Opinion Please :)
I am a Gemini Woman Born June 17 1988. I am currently speaking with a Leo August 14 1987. So far everything is so perfect, but I'm a little nervous just because of my previous experiences with men. Any ways, I wanted some insight from maybe people who are in a gemini-leo relationship. I will very much appreciate it. Thank you!
At its best, this relationship is understanding, empathic, and persuasive. At its worst, it can be ineffective, vacillating, and manipulative. It often works best as a friendship. This relationship is a study in complex emotions and power struggles. The central theme is likely to be a mixture of persuasion and manipulation - it is often hard to say where one leaves off and the other begins. Within the relationship, you are usually the master in both of these activities but your friend tends to take the lead in dealing with work, family, or marital issues involving other people. In these situations, he will treat you as his right hand. You are not averse to playing such a role, for in freeing you of responsibility and the obligation to fill the top spot, it allows you more liberty.
Feelings are the main preoccupation here - many contrary emotions will swirl around in this relationship's emotional mix.

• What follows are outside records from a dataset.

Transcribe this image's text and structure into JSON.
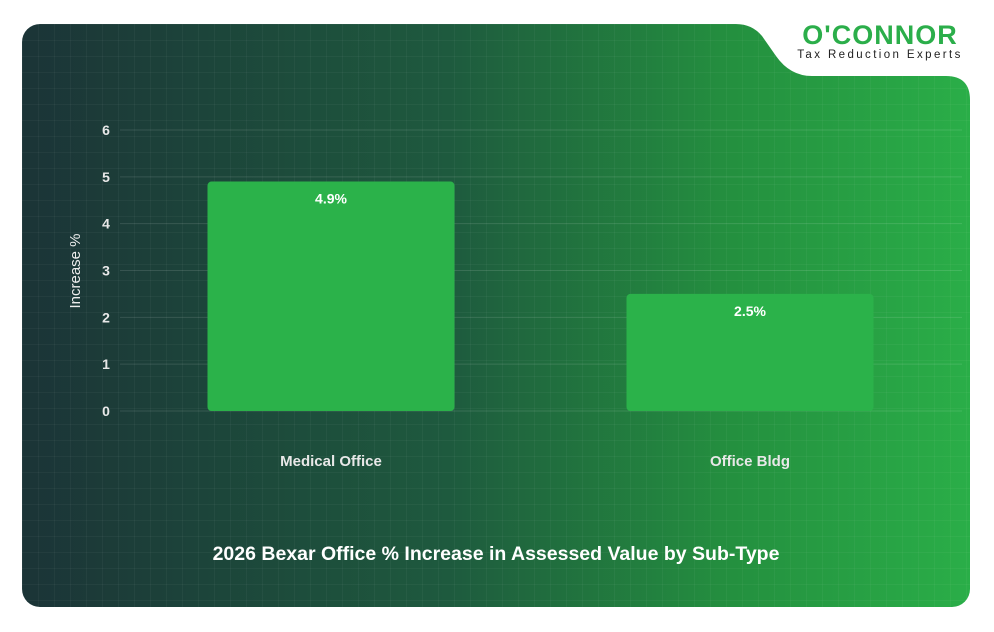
{
  "brand": {
    "name": "O'CONNOR",
    "tagline": "Tax Reduction Experts",
    "color": "#2bae4a"
  },
  "chart_data": {
    "type": "bar",
    "title": "2026 Bexar Office % Increase in Assessed Value by Sub-Type",
    "xlabel": "",
    "ylabel": "Increase %",
    "categories": [
      "Medical Office",
      "Office Bldg"
    ],
    "values": [
      4.9,
      2.5
    ],
    "data_labels": [
      "4.9%",
      "2.5%"
    ],
    "ylim": [
      0,
      6
    ],
    "yticks": [
      "0",
      "1",
      "2",
      "3",
      "4",
      "5",
      "6"
    ],
    "grid": true,
    "bar_color": "#2bb24a"
  }
}
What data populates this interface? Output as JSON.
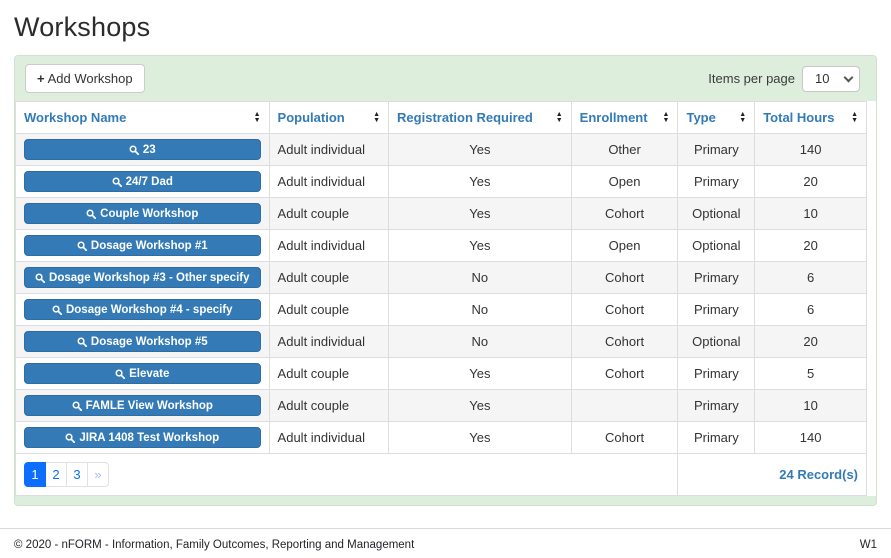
{
  "page": {
    "title": "Workshops"
  },
  "toolbar": {
    "add_button_icon": "+",
    "add_button_label": "Add Workshop",
    "items_per_page_label": "Items per page",
    "items_per_page_value": "10"
  },
  "icons": {
    "sort_up": "▲",
    "sort_down": "▼"
  },
  "table": {
    "columns": [
      "Workshop Name",
      "Population",
      "Registration Required",
      "Enrollment",
      "Type",
      "Total Hours"
    ],
    "rows": [
      {
        "name": "23",
        "population": "Adult individual",
        "registration_required": "Yes",
        "enrollment": "Other",
        "type": "Primary",
        "total_hours": "140"
      },
      {
        "name": "24/7 Dad",
        "population": "Adult individual",
        "registration_required": "Yes",
        "enrollment": "Open",
        "type": "Primary",
        "total_hours": "20"
      },
      {
        "name": "Couple Workshop",
        "population": "Adult couple",
        "registration_required": "Yes",
        "enrollment": "Cohort",
        "type": "Optional",
        "total_hours": "10"
      },
      {
        "name": "Dosage Workshop #1",
        "population": "Adult individual",
        "registration_required": "Yes",
        "enrollment": "Open",
        "type": "Optional",
        "total_hours": "20"
      },
      {
        "name": "Dosage Workshop #3 - Other specify",
        "population": "Adult couple",
        "registration_required": "No",
        "enrollment": "Cohort",
        "type": "Primary",
        "total_hours": "6"
      },
      {
        "name": "Dosage Workshop #4 - specify",
        "population": "Adult couple",
        "registration_required": "No",
        "enrollment": "Cohort",
        "type": "Primary",
        "total_hours": "6"
      },
      {
        "name": "Dosage Workshop #5",
        "population": "Adult individual",
        "registration_required": "No",
        "enrollment": "Cohort",
        "type": "Optional",
        "total_hours": "20"
      },
      {
        "name": "Elevate",
        "population": "Adult couple",
        "registration_required": "Yes",
        "enrollment": "Cohort",
        "type": "Primary",
        "total_hours": "5"
      },
      {
        "name": "FAMLE View Workshop",
        "population": "Adult couple",
        "registration_required": "Yes",
        "enrollment": "",
        "type": "Primary",
        "total_hours": "10"
      },
      {
        "name": "JIRA 1408 Test Workshop",
        "population": "Adult individual",
        "registration_required": "Yes",
        "enrollment": "Cohort",
        "type": "Primary",
        "total_hours": "140"
      }
    ]
  },
  "pagination": {
    "pages": [
      "1",
      "2",
      "3"
    ],
    "active_page": "1",
    "next_label": "»",
    "records": "24 Record(s)"
  },
  "footer": {
    "copyright": "© 2020 - nFORM - Information, Family Outcomes, Reporting and Management",
    "version": "W1"
  },
  "colors": {
    "accent_blue": "#337ab7",
    "pagination_blue": "#0d6efd",
    "panel_green": "#ddeedd",
    "stripe_gray": "#f5f5f5",
    "border_gray": "#dddddd"
  }
}
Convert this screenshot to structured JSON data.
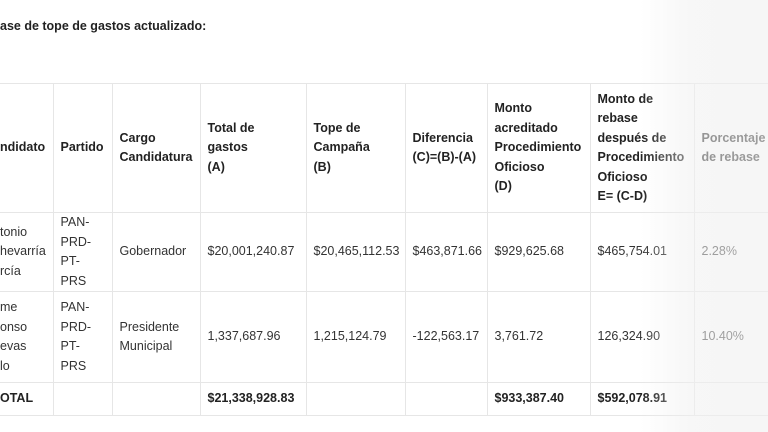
{
  "header": {
    "title": "ase de tope de gastos actualizado:"
  },
  "table": {
    "headers": [
      "ndidato",
      "Partido",
      "Cargo\nCandidatura",
      "Total de\ngastos\n(A)",
      "Tope de\nCampaña\n(B)",
      "Diferencia\n(C)=(B)-(A)",
      "Monto\nacreditado\nProcedimiento\nOficioso\n(D)",
      "Monto de\nrebase\ndespués de\nProcedimiento\nOficioso\nE= (C-D)",
      "Porcentaje\nde rebase"
    ],
    "rows": [
      [
        "tonio\nhevarría\nrcía",
        "PAN-\nPRD-\nPT-PRS",
        "Gobernador",
        "$20,001,240.87",
        "$20,465,112.53",
        "$463,871.66",
        "$929,625.68",
        "$465,754.01",
        "2.28%"
      ],
      [
        "me\nonso\nevas\nlo",
        "PAN-\nPRD-\nPT-PRS",
        "Presidente\nMunicipal",
        "1,337,687.96",
        "1,215,124.79",
        "-122,563.17",
        "3,761.72",
        "126,324.90",
        "10.40%"
      ]
    ],
    "total": {
      "label": "OTAL",
      "total_gastos": "$21,338,928.83",
      "monto_acreditado": "$933,387.40",
      "monto_rebase": "$592,078.91"
    }
  }
}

A difficult blend of interest and apathy, desire and indifference, sympathy and hostility, is likely to dominate at any one time. Understanding and empathy are generally constant factors however. Aim for consistency and stability. Solve power struggles by leaving them behind and take responsibility for your actions. Work out what you are afraid of in this relationship.
A love affair may continue for some time, or at least until either your friend or you suddenly announces an interest in getting married - when you may as easily separate as proceed on together. In either sphere, sex is unlikely to be a crucial factor; you two enjoy each other's companionship in a wide variety of activities, and friendship is usually the underlying basis of all your personal relations with each other. You might even be said to agree that without friendship, you have little else together. In work and family settings, you two may be emotionally close but are not always effective in getting the job done.
There’s often sacrifice required in this relationship. Your friend's intentions are all in the right place, however, he is quick to lecture and point his finger at any faults you may have. He won’t think twice about telling you what you should be doing better. To the end, he will never admit that he himself needs praise or respect, but you know better and will do anything to shelter him from harm caused by others. Your carelessness and mood changes will bug him. When you become needy and he is busy with work, or a project or even just trying to relax, you’ll become restless.
Although you are extremely compatible, bouts with rebellion toward each other are inevitable. You will be slow to anger him, but when successful his fire is not easy to put out. You will use this against him and lash back with words, cutting him where it gets to him the most, his sense of self image and ego. Still, with some work and effort on both sides, this connection can be one of passion, a sense of desire, and protection.